EMVI is also known to be a prognostic factor in rectal cancer. A previous study revealed that K^trans was higher in the EMVI-positive group than in the EMVI-negative group (1.08 ± 0.946, 0.542 ± 0.636, respectively, p = 0.02) [25]. In addition, K^trans combined with Ve showed a moderate accuracy (AUC, 0.715 in the validation cohort) for the pre-operative prediction of EMVI in rectal cancer. Another study also observed that a MR-detected EMVI (mrEMVI)-positive group showed a higher median K^trans value than a mrEMVI-negative group (0.74, 0.39, respectively, p < 0.01), and the AUC was 0.779 [37]. The discrepancy between those results and ours could be explained by the composition of the study population. In our study, most of the patients with T3 stage showed the EMVI negative except for three patients with bad T3 (extramural growth > 15 mm). Thus, no significant difference in K^trans could be attributed to the relatively small number of the EMVI positive (n = 8) compared to a large number of the EMVI positive in T3 or T4 stage in those studies (n = 28, n = 24) [25,37].

Regarding the future perspectives of quantitative imaging modalities including DCE-MRI, diffusion weighted imaging, texture analyses, and radiomics on rectal cancer, much evidence has been collected to support consensus statements beyond the expert opinions [38]. Particularly, the amount of research into MRI-based radiomics in locally advanced rectal cancer has increased. Several studies have shown that MRI radiomics are useful in predicting tumor response after nCRT [39,40,41]. In addition, radiomics can be combined with emerging artificial intelligence, so-called deep learning to create a new field of predicting treatment response and prognosis.

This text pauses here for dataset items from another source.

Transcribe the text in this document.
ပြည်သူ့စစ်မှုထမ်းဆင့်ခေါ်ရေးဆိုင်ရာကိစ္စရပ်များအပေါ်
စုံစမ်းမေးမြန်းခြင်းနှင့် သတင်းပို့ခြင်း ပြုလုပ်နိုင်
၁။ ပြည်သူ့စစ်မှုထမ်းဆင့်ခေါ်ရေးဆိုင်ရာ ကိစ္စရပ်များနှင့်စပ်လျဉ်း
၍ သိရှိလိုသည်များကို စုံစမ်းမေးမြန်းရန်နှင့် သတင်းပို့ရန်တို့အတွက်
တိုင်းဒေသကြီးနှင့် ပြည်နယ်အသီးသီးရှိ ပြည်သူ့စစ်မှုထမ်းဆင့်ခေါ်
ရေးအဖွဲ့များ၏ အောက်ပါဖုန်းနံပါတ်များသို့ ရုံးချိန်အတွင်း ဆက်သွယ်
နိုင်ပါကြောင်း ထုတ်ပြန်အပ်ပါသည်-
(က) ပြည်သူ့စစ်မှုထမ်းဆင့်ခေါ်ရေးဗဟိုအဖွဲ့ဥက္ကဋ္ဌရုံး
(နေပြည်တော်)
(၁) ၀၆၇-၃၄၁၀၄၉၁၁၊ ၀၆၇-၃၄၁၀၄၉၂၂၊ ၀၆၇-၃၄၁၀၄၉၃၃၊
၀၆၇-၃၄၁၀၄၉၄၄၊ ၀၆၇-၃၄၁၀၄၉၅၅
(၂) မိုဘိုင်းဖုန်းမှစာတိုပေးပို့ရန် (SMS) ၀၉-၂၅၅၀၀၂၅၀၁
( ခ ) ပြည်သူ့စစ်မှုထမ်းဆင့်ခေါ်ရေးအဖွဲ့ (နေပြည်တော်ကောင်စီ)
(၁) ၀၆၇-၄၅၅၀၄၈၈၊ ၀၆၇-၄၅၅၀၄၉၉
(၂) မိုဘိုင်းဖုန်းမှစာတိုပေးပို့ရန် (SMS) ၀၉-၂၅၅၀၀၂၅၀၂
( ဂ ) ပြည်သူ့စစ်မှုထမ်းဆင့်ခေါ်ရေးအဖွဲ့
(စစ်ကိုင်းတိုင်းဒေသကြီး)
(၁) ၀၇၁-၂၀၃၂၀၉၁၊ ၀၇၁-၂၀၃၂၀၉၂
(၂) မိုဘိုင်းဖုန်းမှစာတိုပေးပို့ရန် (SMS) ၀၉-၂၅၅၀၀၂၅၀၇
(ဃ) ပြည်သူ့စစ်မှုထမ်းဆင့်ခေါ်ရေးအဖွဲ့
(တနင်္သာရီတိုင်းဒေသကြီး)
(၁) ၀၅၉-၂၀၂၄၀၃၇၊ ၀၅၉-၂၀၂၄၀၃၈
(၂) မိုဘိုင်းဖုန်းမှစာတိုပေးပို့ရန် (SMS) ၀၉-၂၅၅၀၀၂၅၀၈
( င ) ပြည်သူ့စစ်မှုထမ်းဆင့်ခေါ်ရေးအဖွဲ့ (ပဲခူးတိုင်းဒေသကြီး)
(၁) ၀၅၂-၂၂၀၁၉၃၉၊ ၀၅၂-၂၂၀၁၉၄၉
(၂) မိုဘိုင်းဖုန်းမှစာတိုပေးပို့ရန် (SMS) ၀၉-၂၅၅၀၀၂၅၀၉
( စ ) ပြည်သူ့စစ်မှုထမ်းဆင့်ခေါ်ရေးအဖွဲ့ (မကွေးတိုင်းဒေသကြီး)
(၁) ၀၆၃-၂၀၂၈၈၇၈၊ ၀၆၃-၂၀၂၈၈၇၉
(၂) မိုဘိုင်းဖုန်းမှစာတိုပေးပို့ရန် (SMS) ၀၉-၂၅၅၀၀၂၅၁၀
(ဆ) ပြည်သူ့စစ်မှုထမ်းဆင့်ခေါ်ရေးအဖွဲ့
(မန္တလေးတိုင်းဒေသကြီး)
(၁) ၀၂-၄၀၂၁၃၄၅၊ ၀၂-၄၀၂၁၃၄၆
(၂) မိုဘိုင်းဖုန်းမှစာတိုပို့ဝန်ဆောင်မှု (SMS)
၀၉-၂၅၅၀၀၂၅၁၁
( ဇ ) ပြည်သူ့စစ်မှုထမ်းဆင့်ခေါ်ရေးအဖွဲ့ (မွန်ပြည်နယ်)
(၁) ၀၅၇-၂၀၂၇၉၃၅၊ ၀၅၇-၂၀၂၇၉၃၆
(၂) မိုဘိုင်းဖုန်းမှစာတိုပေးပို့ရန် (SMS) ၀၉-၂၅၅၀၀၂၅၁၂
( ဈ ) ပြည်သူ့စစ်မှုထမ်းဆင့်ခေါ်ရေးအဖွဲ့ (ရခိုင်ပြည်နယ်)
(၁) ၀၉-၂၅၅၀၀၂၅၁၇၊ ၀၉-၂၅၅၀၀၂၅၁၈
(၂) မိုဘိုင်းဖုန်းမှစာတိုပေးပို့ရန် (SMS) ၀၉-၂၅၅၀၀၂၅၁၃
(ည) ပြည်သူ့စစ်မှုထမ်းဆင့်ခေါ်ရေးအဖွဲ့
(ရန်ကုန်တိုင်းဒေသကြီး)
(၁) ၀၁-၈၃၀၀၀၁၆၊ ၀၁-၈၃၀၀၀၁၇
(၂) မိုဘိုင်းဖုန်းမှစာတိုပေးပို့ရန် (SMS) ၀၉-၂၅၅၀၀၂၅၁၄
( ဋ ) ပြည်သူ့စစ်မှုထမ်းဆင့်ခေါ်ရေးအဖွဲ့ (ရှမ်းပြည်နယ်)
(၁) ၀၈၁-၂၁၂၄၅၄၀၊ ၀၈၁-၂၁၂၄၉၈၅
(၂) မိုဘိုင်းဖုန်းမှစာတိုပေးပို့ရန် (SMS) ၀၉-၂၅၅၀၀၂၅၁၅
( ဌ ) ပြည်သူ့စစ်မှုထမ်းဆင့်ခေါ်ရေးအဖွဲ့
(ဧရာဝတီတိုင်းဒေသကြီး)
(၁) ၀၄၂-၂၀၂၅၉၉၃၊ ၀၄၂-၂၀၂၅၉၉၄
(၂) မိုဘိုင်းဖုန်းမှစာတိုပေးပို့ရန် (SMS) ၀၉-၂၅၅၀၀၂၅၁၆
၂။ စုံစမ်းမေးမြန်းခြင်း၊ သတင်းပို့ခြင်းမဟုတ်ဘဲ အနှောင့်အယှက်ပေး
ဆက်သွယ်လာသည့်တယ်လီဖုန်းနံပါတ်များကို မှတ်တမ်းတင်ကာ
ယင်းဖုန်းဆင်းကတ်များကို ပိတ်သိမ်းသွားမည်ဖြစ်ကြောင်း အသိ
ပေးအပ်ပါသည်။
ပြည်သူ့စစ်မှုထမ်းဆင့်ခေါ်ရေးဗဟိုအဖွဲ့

Several limitations should be acknowledged in this study. First, the small study population of the well-differentiated group should be considered. However, well-differentiated tumors are known to constitute 10% of rectal adenocarcinomas, and thus they were enrolled in this study at a reasonable rate. In contrast, poorly differentiated tumors, which are known to constitute 15% of adenocarcinomas, were absent in the present study. The reasons are pathological sampling bias associated with tumor heterogeneity and the inherent subjective nature of the WHO grading system that our pathologist followed [31]. Second, inter-observer agreement in the measurements of perfusion parameters were not evaluated because the data from the whole tumor volume were known to be most reproducible among various measurement methods including single ROI or several ROIs covering a small solid tumor portion in a quantitative analysis in rectal cancer [42]. Third, the range of reproducibility according to different vendors was known to be within 20%, which is an inherent limitation in DCE-MRI [43,44]. Last, external validation could not be conducted because acquisition of DCE-MRI is considered as a research tool and not adopted routinely, thus it is very limited in other hospitals even in the tertiary referral hospitals.

5. Conclusions

In conclusion, K^trans showed a significant difference according to tumor differentiation, which may be conducive to the prediction of prognosis in primary rectal cancer.